Güncelleme Tarihi:
Eski Başbakan Yardımcısı Bülent Arınç’a suikast iddiaları üzerine başlatılan soruşturmada, Genelkurmay Başkanlıı’nın kozmik odalarda aramalar yapılmıştı. Aramalarda alınan imajlar önce Adliye emanetine konulmuştu. Daha sonrai maj hardiskleri, savcı Mustafa Bilgili tarafından dönemin Genelkurmay Adli Müşaviri Albay Muharrem Köseye’ye 16 Mart 2013 tarihinde elden teslim edilmişti.
Muharrem Köse
3 AY ÖNCE DE GÖRÜŞMÜŞLER
HSYK’nın “Kozmik Oda” soruşturmasını yürüten savcılar ile arama, el koyma kararlarını veren hakimler hakkında hazırladığı rapor, Savcı Bilgili ile Albay Köse’nin imaj harddisklerin elden teslim edilmesinden yaklaşık 3 ay önce de bir araya geldiklerini ortaya koydu. HSYK’nın kozmik oda soruşturması nedeniyle tanık olarak ifade veren Milli Savunma Bakanlığı eski Askeri Adalet Müfettişi Hakim Albay Tezer Türkay Güven ifadesinde şunları anlattı:
30 OCAK GÜNÜ
“Kamuoyunda ‘2. Casusluk Davası’ olarak bilinen ve İzmir Özel Yetkili Mahkemesindeki davada kim tarafından olduğunu bilmiyorum, ancak fişlenmiş olduğum için ‘mağdur’ sıfatıyla iddianamede ismi geçen kişilerden birisiydim. Bu sebeple şikayetçi olup olmadığıma dair talimatla Ankara Cumhuriyet Başsavcılığınca ifadem alındı. Hatırladığım kadarıyla verdiğim ifade tarihi 30 Ocak 2013 sabah saatleriydi. İfademi vermeden evvel ‘Kozmik Oda’ soruşturması sırasında tanıdığım Cumhuriyet Savcısı Mustafa Bilgili’nin odasının, ifade vereceğim Cumhuriyet savcısının odasının yakınında bulunduğunu fark edince sadece tanışıklığımıza istinaden ‘merhaba’ demek için Mustafa Bilgili’nin odasına gittim.

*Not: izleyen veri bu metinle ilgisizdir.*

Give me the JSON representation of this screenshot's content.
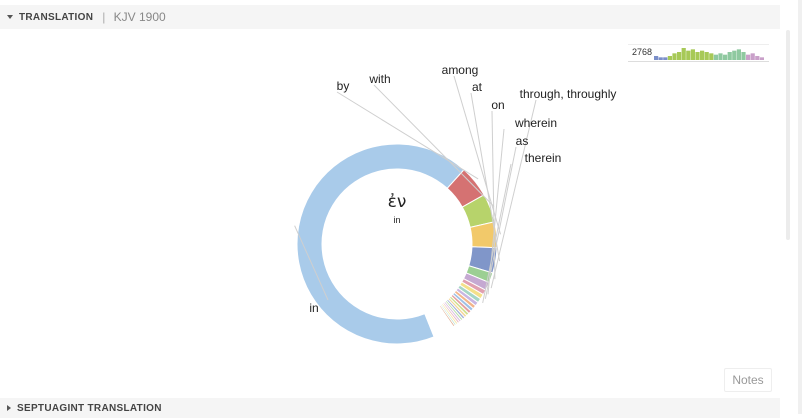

KÖSE VE BİLGİLİ KONUŞUYORLARDI
Kapıyı açtığım anda Genelkurmay Adli Müşaviri Muharrem Köse’nin sivil kıyafetle odada oturduğunu ve Mustafa Bilgili ile sohbet ettiklerini (konuştuklarını) gördüm. Kendisini görünce her ikisi de ayağa kalktı. Mustafa Bilgili masasının başından hızlı bir hareketle ve telaşlı bir şekilde odanın ortasına kadar geldi. Ortada elimi sıktı, halimi hatırımı, çay içip içmeyeceğimi sordu. Ben de geliş maksadımı izah ederek ‘merhaba’ dedim. Fazla zamanlarını almak istemediğimi, ifademin alınacağını, o maksatla geldiğimi söyledim.
Bu sırada Genelkurmay Adli Müşaviri Muharrem Köse’nin oldukça şaşırmış ve tedirgin olduğunu fark ettim. Normalde bir meslektaşı ve devre arkadaşı olarak birbirimizi iş ortamından gayet yakın bir şekilde tanıyorduk. Karşılaştığımızda ise bu yakınlığı hissedemedim. Hatta yüzünde belli bir oranda rahatsızlık olduğunu dahi fark ettim. Daha fazla rahatsızlık vermemek için izinlerini alarak oturmadan odadan çıktım. Çıktıktan sonra açıkçası her ikisinin bu şekilde görüşmesini garipsedim.
BELGLEER ÜZERİNE KONUŞUYORLARDI
Ne maksatla görüştüklerini bilmiyorum. Ancak Mustafa Bilgili’nin masasından hızlı bir şekilde ayrılmadan önce gördüğüm kadarıyla masa üzerinde bir-iki klasör belge açıktı. Masa üzerinde Genelkurmay Başkanlığına ait antetli broşür/küçük kitapçık tarzı bazı evraklar vardı. Hatta bir tanesini odaya girdiğim sırada Mustafa Bilgili’nin elinde yarısı açık vaziyette tuttuğunu fark ettim. Bu görüntüden hareketle ellerindeki belgeler ile ilgili bir görüşme yaptıklarını değerlendiriyorum.”